ChristianaCare Hospital Wilmington

ChristianaCare lifts COVID-19 visitation restrictions

Staff WriterHeadlines, Health

ChristianaCare Hospital Wilmington

Visitors who have tested positive for COVID-19 using any home- or laboratory-based test within the past 10 days are not allowed to visit. (DCI+ MacIntosh Engineers)

ChristianaCare has lifted its COVID-19 visitation restrictions at its hospitals. The company’s mask mandate will remain in place.

In a news release Wednesday, the health system said it will return to its pre-COVID visitation policy

Effective immediately:

  • Hospitalized patients may accept visitors between 9 a.m. and 8 p.m.
  • The number of visitors per patient is not restricted.
  • Hospital visitors must be 12 years of age or older.
  • Visitors to the intensive care units must be 16 years of age or older.
  • Visitors to the Neonatal Intensive Care Unit (NICU) must be 12 years of age or older.
  • Overnight visitation is not allowed except in the Labor & Delivery, Postpartum, High Risk, Antepartum, Neonatal Intensive Care (NICU) and Pediatric units, where one designated support person is allowed overnight visitation.
  • Nurses and other members of the patient care team continue to have discretion to reduce or restrict visitation privileges at any time to ensure the health and safety of patients, visitors and caregivers.

Dr. Chris Casscells, MD, an orthopedic surgeon and policy director of the Caesar Rodney Institute’s Center for Health Policy, said ChristianaCare’s policy revision is “long overdue.”

“The previous response to COVID needs to be analyzed with a jaundiced eye and future recommendations should emanate from that,” Casscells said.

In the event a future situation requires the hospital network to change its standard practices, Casscells said it should “take a lesson from the missteps made during COVID.”

“They did it all wrong — they did everything wrong,” Casscells said. “The recommendations for treatment, the recommendations to turn people out of the hospital and send them to nursing homes, to turn them away until they were near death’s door and then put them on ventilators — all of those things were bad decisions and they all caused the death rates to soar.”

According to ChristianaCare, all visitors are required to wear a well-fitting medical, KN95 or N95-style mask at all times while inside any network facility, including while in patient rooms.

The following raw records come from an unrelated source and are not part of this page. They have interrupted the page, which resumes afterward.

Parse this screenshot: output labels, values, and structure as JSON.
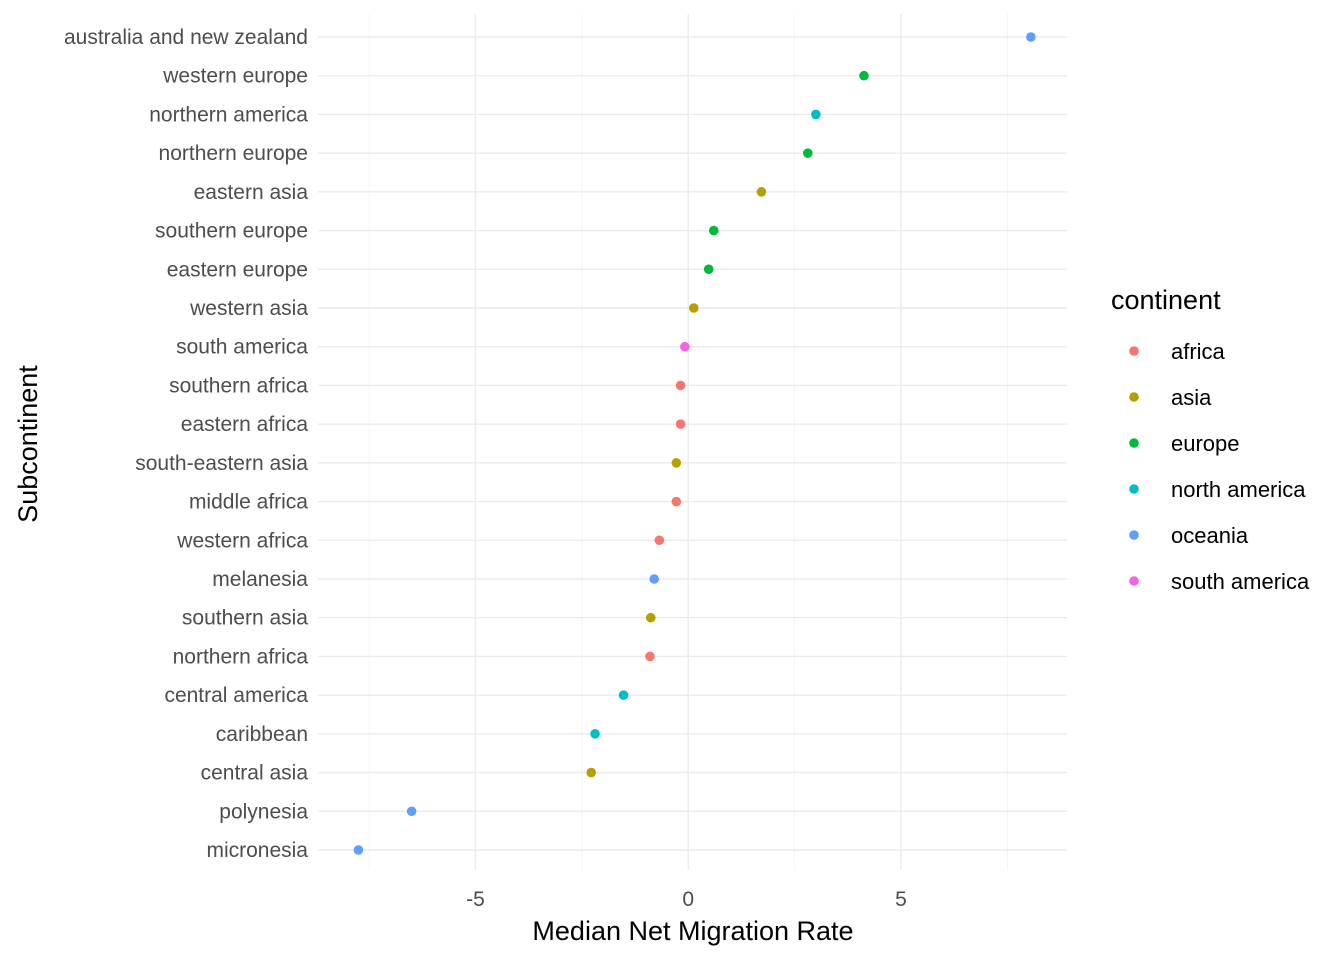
{
  "chart_data": {
    "type": "scatter",
    "title": "",
    "xlabel": "Median Net Migration Rate",
    "ylabel": "Subcontinent",
    "xlim": [
      -8.7,
      8.9
    ],
    "xticks": [
      -5,
      0,
      5
    ],
    "xtick_labels": [
      "-5",
      "0",
      "5"
    ],
    "grid": true,
    "legend": {
      "title": "continent",
      "position": "right",
      "entries": [
        {
          "name": "africa",
          "color": "#F8766D"
        },
        {
          "name": "asia",
          "color": "#B79F00"
        },
        {
          "name": "europe",
          "color": "#00BA38"
        },
        {
          "name": "north america",
          "color": "#00BFC4"
        },
        {
          "name": "oceania",
          "color": "#619CFF"
        },
        {
          "name": "south america",
          "color": "#F564E3"
        }
      ]
    },
    "points": [
      {
        "category": "australia and new zealand",
        "x": 8.05,
        "continent": "oceania"
      },
      {
        "category": "western europe",
        "x": 4.13,
        "continent": "europe"
      },
      {
        "category": "northern america",
        "x": 3.0,
        "continent": "north america"
      },
      {
        "category": "northern europe",
        "x": 2.81,
        "continent": "europe"
      },
      {
        "category": "eastern asia",
        "x": 1.72,
        "continent": "asia"
      },
      {
        "category": "southern europe",
        "x": 0.6,
        "continent": "europe"
      },
      {
        "category": "eastern europe",
        "x": 0.48,
        "continent": "europe"
      },
      {
        "category": "western asia",
        "x": 0.13,
        "continent": "asia"
      },
      {
        "category": "south america",
        "x": -0.08,
        "continent": "south america"
      },
      {
        "category": "southern africa",
        "x": -0.18,
        "continent": "africa"
      },
      {
        "category": "eastern africa",
        "x": -0.18,
        "continent": "africa"
      },
      {
        "category": "south-eastern asia",
        "x": -0.28,
        "continent": "asia"
      },
      {
        "category": "middle africa",
        "x": -0.28,
        "continent": "africa"
      },
      {
        "category": "western africa",
        "x": -0.68,
        "continent": "africa"
      },
      {
        "category": "melanesia",
        "x": -0.8,
        "continent": "oceania"
      },
      {
        "category": "southern asia",
        "x": -0.88,
        "continent": "asia"
      },
      {
        "category": "northern africa",
        "x": -0.9,
        "continent": "africa"
      },
      {
        "category": "central america",
        "x": -1.52,
        "continent": "north america"
      },
      {
        "category": "caribbean",
        "x": -2.19,
        "continent": "north america"
      },
      {
        "category": "central asia",
        "x": -2.28,
        "continent": "asia"
      },
      {
        "category": "polynesia",
        "x": -6.5,
        "continent": "oceania"
      },
      {
        "category": "micronesia",
        "x": -7.75,
        "continent": "oceania"
      }
    ]
  }
}
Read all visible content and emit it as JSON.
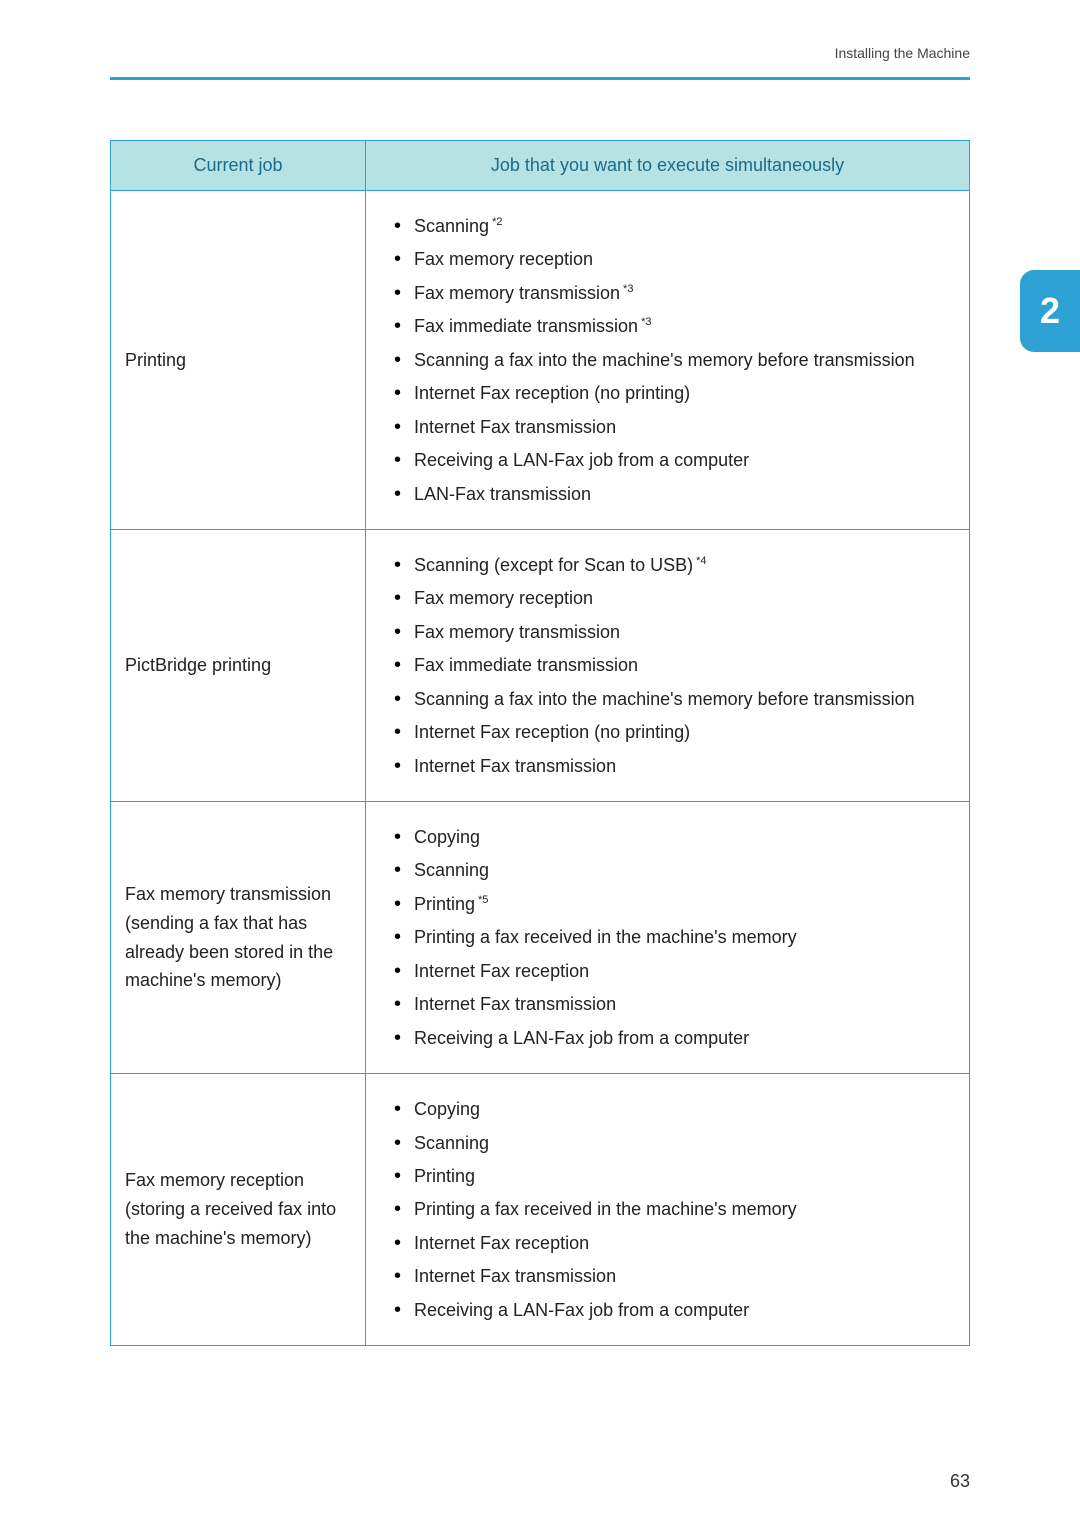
{
  "header_text": "Installing the Machine",
  "chapter_number": "2",
  "page_number": "63",
  "table": {
    "headers": {
      "col1": "Current job",
      "col2": "Job that you want to execute simultaneously"
    },
    "rows": [
      {
        "current": "Printing",
        "jobs": [
          {
            "text": "Scanning",
            "sup": "*2"
          },
          {
            "text": "Fax memory reception",
            "sup": ""
          },
          {
            "text": "Fax memory transmission",
            "sup": "*3"
          },
          {
            "text": "Fax immediate transmission",
            "sup": "*3"
          },
          {
            "text": "Scanning a fax into the machine's memory before transmission",
            "sup": ""
          },
          {
            "text": "Internet Fax reception (no printing)",
            "sup": ""
          },
          {
            "text": "Internet Fax transmission",
            "sup": ""
          },
          {
            "text": "Receiving a LAN-Fax job from a computer",
            "sup": ""
          },
          {
            "text": "LAN-Fax transmission",
            "sup": ""
          }
        ]
      },
      {
        "current": "PictBridge printing",
        "jobs": [
          {
            "text": "Scanning (except for Scan to USB)",
            "sup": "*4"
          },
          {
            "text": "Fax memory reception",
            "sup": ""
          },
          {
            "text": "Fax memory transmission",
            "sup": ""
          },
          {
            "text": "Fax immediate transmission",
            "sup": ""
          },
          {
            "text": "Scanning a fax into the machine's memory before transmission",
            "sup": ""
          },
          {
            "text": "Internet Fax reception (no printing)",
            "sup": ""
          },
          {
            "text": "Internet Fax transmission",
            "sup": ""
          }
        ]
      },
      {
        "current": "Fax memory transmission (sending a fax that has already been stored in the machine's memory)",
        "jobs": [
          {
            "text": "Copying",
            "sup": ""
          },
          {
            "text": "Scanning",
            "sup": ""
          },
          {
            "text": "Printing",
            "sup": "*5"
          },
          {
            "text": "Printing a fax received in the machine's memory",
            "sup": ""
          },
          {
            "text": "Internet Fax reception",
            "sup": ""
          },
          {
            "text": "Internet Fax transmission",
            "sup": ""
          },
          {
            "text": "Receiving a LAN-Fax job from a computer",
            "sup": ""
          }
        ]
      },
      {
        "current": "Fax memory reception (storing a received fax into the machine's memory)",
        "jobs": [
          {
            "text": "Copying",
            "sup": ""
          },
          {
            "text": "Scanning",
            "sup": ""
          },
          {
            "text": "Printing",
            "sup": ""
          },
          {
            "text": "Printing a fax received in the machine's memory",
            "sup": ""
          },
          {
            "text": "Internet Fax reception",
            "sup": ""
          },
          {
            "text": "Internet Fax transmission",
            "sup": ""
          },
          {
            "text": "Receiving a LAN-Fax job from a computer",
            "sup": ""
          }
        ]
      }
    ]
  }
}
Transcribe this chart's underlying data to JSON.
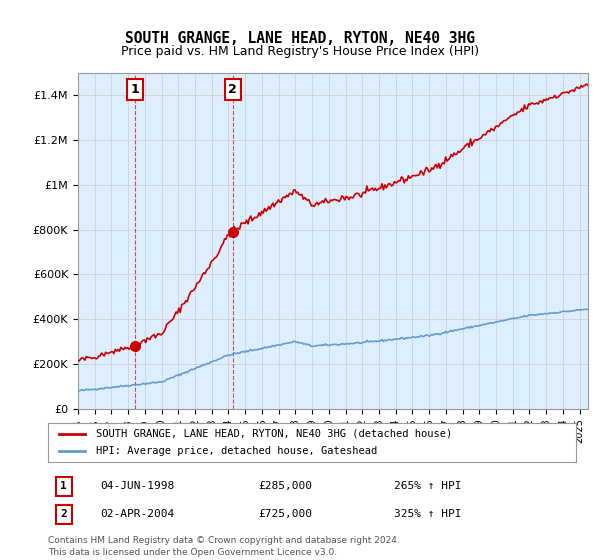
{
  "title": "SOUTH GRANGE, LANE HEAD, RYTON, NE40 3HG",
  "subtitle": "Price paid vs. HM Land Registry's House Price Index (HPI)",
  "legend_line1": "SOUTH GRANGE, LANE HEAD, RYTON, NE40 3HG (detached house)",
  "legend_line2": "HPI: Average price, detached house, Gateshead",
  "transaction1_label": "1",
  "transaction1_date": "04-JUN-1998",
  "transaction1_price": "£285,000",
  "transaction1_hpi": "265% ↑ HPI",
  "transaction1_year": 1998.43,
  "transaction1_value": 285000,
  "transaction2_label": "2",
  "transaction2_date": "02-APR-2004",
  "transaction2_price": "£725,000",
  "transaction2_hpi": "325% ↑ HPI",
  "transaction2_year": 2004.25,
  "transaction2_value": 725000,
  "footnote1": "Contains HM Land Registry data © Crown copyright and database right 2024.",
  "footnote2": "This data is licensed under the Open Government Licence v3.0.",
  "red_color": "#cc0000",
  "blue_color": "#6699cc",
  "background_color": "#ddeeff",
  "plot_bg_color": "#ffffff",
  "grid_color": "#cccccc",
  "ylim_max": 1500000,
  "xlim_min": 1995.0,
  "xlim_max": 2025.5
}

If not masked — or if wearing a cloth mask upon arrival — a medical mask will be provided.

Casscells said continuing the mask mandate is “idiotic.”

“It’s useless,” he said. “Handwashing is good and keeping your distance is good, but the masks are useless.”

While visitors no longer will be screened for COVID-19 symptoms at the entrances, the company asks visitors to postpone their visit if they feel ill or show symptoms of respiratory illness, flu, or COVID-19.

Visitors who have tested positive for COVID-19 using any home- or laboratory-based test within the past 10 days are not allowed to visit. 

“This is to protect our vulnerable patient population, as persons may be contagious beyond 5 days,” ChristianaCare says on its website. “Persons with underlying conditions that weaken their immune systems should defer visitation for at least 20 days.”

About ChristianaCare


Headquartered in Wilmington, ChristianaCare includes an extensive network of primary care and outpatient services, home health care, urgent care centers, three hospitals, a freestanding emergency department, a Level I trauma center and a Level III neonatal intensive care unit, a comprehensive stroke center and regional centers for heart and vascular care, cancer care, and women’s health.